Otra cosa

Ves una foto de un pequeño pueblo costero del sur de Italia, con sus casitas blancas salpicando aquí y allá los acantilados, con sus las playas de un azul insultante, y te gustaría estar allí, tumbado en la arena, tomando un cortado en esa terraza, recorriendo en moto ese camino serpenteante. El problema surge cuando estás allí y la postal desaparece porque, precisamente, estás allí; lo único que ves es cielo, mar, carretera u horizonte, los cuales, para qué engañarnos, son al fin y al cabo lo mismo. A nadie le importa la perspectiva que tiene lo fotografiado.

Lees un libro, escuchas una canción o ves una película donde el protagonista es un detective, un bohemio o un asesino a sueldo, y sueñas con ser como ellos, así que te pones a escribir, a componer o a rodar para meterte en su piel. Para habitarlo. Para perseguir a la rubia, para beber bourbon en cabarets, para disparar con silenciador y llevar abrigo largo. Pero los tipos duros no hacen canciones, no escriben libros, no ruedan películas. Están a otra cosa. Están a otra cosa.

Ves a un tío por la calle que viste mejor que tú; no más elegante, ni con ropa más cara, simplemente viste mejor. Todo es orgánico en él, está más en consonancia con el sitio donde está, el día que es y lo que está haciendo. Tal abrigo heredado de su abuelo, impecable. La gorra de turno. Esas zapatillas que compró hace ocho años y aún tienen algo que decir. El ancho de los pantalones que va un año por delante de lo que será tendencia. No parece preocuparle la moda. Sólo se pone la ropa que tiene. Y si no la compra de segunda mano. No puede ser que la última persona preocupada por la moda en el planeta Tierra sea la que mejor vista, piensas; y sin embargo lo es. No se detecta en su rostro la angustia de quien ha tomado decisiones. No. Visitó siempre así, intuyes. Entonces te pones las pilas. Y empiezas por el tejado, tratando de renovar tus paraguas (prestados de tu madre, algunos claramente de chica o de niño comprados apresuradamente en el chino) y te vienes abajo. A ese tío las cosas le vinieron de cara, concluyes. Pero sabes que no es verdad.

Luego rechazas el premio poque crees ciegamente que al hacerlo te honra, con lo cual el premio duplica implícitamente su valor. Pero lo cierto es que es la mitad del premio. Así queda en la historia.

Más adelante miras a tu hijo para ver cómo te mira. Para comprobar si está viendo a tu propio padre o te está viendo a ti. Y te das cuenta de que esta mirando unos centímetros más arriba de tus ojos, a tu flequillo.

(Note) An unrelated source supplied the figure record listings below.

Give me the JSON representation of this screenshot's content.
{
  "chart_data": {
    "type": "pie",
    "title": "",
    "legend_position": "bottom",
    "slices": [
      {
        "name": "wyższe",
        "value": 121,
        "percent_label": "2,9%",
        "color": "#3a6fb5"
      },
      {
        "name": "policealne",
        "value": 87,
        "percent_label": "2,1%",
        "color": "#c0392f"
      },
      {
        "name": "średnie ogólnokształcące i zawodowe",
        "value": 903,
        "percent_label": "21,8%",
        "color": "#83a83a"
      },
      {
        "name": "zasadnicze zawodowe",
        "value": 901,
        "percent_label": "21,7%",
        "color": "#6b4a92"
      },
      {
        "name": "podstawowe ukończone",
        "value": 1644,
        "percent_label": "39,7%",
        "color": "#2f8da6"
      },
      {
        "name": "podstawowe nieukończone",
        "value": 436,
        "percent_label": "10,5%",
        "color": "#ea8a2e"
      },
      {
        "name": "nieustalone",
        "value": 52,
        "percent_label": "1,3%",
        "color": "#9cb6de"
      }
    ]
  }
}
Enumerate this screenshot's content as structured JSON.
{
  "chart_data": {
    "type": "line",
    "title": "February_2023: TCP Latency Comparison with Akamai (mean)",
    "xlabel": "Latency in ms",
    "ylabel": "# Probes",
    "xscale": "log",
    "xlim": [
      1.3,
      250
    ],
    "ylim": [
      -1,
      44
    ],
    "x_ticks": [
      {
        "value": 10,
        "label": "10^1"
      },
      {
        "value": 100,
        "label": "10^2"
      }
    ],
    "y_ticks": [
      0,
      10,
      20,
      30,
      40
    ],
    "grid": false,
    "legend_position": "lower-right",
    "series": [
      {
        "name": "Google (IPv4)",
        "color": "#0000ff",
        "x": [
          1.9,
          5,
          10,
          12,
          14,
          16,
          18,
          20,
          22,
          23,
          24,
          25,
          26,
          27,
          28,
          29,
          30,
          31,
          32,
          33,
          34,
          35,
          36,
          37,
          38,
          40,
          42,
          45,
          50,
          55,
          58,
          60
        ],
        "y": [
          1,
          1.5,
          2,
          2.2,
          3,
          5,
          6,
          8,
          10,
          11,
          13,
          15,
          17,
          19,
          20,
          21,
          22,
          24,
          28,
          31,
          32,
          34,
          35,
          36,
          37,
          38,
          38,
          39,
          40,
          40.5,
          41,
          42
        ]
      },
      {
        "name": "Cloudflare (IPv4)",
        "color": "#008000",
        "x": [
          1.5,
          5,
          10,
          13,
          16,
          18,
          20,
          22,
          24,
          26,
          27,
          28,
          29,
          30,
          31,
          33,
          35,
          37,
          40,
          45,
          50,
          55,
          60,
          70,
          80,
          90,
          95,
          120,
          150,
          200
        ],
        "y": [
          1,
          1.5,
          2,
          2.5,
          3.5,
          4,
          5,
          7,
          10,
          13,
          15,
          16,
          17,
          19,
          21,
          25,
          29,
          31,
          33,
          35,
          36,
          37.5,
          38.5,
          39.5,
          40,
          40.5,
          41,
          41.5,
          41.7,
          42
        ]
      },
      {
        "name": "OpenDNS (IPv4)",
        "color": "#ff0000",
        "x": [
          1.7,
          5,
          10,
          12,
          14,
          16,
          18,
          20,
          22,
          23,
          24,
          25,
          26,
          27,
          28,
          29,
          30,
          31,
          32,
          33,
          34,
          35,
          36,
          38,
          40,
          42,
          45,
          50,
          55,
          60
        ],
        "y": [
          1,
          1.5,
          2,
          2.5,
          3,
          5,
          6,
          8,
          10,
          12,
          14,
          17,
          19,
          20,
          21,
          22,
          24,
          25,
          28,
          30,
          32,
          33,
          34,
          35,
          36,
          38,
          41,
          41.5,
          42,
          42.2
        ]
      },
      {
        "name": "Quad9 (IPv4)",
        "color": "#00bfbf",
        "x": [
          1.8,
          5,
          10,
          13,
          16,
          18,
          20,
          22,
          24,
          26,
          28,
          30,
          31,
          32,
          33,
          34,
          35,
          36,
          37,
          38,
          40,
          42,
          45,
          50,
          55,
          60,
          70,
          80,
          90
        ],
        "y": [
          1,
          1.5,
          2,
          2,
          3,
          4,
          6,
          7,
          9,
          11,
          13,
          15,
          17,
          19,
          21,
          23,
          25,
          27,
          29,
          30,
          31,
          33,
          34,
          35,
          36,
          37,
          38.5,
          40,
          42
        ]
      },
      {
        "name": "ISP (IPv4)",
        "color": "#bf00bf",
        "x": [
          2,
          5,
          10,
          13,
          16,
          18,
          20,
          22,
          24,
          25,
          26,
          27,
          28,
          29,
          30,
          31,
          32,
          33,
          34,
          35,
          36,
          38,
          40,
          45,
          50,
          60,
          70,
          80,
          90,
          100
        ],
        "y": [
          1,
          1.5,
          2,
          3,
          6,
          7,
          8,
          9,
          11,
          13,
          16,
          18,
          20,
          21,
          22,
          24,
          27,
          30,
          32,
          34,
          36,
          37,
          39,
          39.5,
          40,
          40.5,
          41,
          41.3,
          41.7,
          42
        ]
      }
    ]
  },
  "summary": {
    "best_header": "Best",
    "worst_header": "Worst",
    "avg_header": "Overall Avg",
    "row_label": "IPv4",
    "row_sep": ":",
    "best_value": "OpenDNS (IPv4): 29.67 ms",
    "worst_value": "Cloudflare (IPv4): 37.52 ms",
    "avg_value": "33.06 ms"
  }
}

Y finalmente compras un rollo de bolsas de basura que vienen envueltas en cartón, el cual hay que quitar antes de poder sacar una. Y te das cuenta de que el cubo de la basura no tiene bolsa para tirar el cartoncito que las envuelve, así que lo rompes, pones una bolsa en el cubo, y luego tiras el envoltorio de las bolsas de basura. Y te crees muy listo.

Y entonces te pones a escribir esto, pero tampoco funciona.